12th century Spain remained under Islamic rule but witnessed the loss of more territory to the
combined armies of the Christian kingdoms. Spain became fragmented into small principalities,
vulnerable to future invasion. The art produced during this time reflects the influences of the
coexistence of Muslim, Christian and Jewish cultures. This is demonstrated in the Mudéjar Style
of architecture and decoration that developed on the Iberian Peninsular during the 12th century
and would last until the 16th. Western cultural styles became reinterpreted through Islamic
influences, in particular the geometry dominant in Islamic art was reworked into tiles,
woodcarvings, brickwork and ornamental metals, bringing walls and floors alive with design.

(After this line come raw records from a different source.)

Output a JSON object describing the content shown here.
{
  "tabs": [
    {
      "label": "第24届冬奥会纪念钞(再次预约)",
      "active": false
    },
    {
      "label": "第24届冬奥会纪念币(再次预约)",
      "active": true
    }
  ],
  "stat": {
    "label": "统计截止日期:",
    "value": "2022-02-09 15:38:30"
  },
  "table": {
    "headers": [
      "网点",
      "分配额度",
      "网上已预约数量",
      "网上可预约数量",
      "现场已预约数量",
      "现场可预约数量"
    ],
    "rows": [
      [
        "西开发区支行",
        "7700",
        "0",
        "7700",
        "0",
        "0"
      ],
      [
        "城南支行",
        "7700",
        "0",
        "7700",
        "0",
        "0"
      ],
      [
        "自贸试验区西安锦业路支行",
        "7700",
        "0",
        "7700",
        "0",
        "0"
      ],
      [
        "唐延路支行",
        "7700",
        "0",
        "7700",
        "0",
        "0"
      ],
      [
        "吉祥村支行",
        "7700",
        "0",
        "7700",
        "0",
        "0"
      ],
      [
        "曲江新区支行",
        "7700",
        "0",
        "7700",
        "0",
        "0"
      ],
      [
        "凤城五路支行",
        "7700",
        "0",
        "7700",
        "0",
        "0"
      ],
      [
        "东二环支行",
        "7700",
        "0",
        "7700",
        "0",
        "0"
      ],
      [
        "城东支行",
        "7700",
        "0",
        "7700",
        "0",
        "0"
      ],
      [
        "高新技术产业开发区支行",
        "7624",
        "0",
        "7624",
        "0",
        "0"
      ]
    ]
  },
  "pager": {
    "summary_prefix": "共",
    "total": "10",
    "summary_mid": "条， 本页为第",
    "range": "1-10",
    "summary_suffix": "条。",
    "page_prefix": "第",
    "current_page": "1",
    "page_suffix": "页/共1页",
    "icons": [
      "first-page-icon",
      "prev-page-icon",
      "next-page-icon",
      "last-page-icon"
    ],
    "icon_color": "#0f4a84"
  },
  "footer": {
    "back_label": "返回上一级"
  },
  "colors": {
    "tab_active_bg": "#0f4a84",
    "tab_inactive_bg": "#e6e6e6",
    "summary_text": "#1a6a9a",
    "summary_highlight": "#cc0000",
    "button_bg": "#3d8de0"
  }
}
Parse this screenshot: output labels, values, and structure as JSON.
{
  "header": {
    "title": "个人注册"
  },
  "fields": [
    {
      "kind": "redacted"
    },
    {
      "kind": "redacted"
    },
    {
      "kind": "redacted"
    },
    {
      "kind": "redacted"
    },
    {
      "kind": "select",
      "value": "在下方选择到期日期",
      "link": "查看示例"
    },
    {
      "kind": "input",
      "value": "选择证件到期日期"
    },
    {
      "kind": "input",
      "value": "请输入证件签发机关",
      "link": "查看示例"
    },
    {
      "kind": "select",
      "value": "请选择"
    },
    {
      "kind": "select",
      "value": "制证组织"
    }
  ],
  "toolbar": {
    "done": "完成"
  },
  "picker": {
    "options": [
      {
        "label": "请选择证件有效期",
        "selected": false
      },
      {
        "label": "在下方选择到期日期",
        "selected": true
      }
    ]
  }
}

Distinctive characteristics of this style were its use of brick and complicated tiling patterns,
unsurpassable in sophistication. Many of these styles continued to be present in Spanish
architecture. Northern Spain also produced some of the most splendid Romanesque wall
paintings: Spanish artists favoured formal symmetrical and hieratic compositions and strong,
barely-modulated colours and the human form with its drapery became more idealised and
abstracted than in other European painting of the time. In the 11th and 12th centuries many of
the forms developed by the Romanesque schools of the south of France were adopted for
Spanish churches on the pilgrimage route from France to Santiago de Compostela: The barrel
vault was generally used over the nave, and groined vaults covered the side aisles. Typical
examples include the collegiate Church of San Isidoro at León (11th cent.), the Old Cathedral at
Salamanca (begun c. 1140), and the Cathedral at Santiago de Compostela (c. 1075–1128), one
of the most popular pilgrimage churches of the period and the most grandiose of the Spanish
Romanesque buildings. Subsequent remodelling has obscured its original appearance.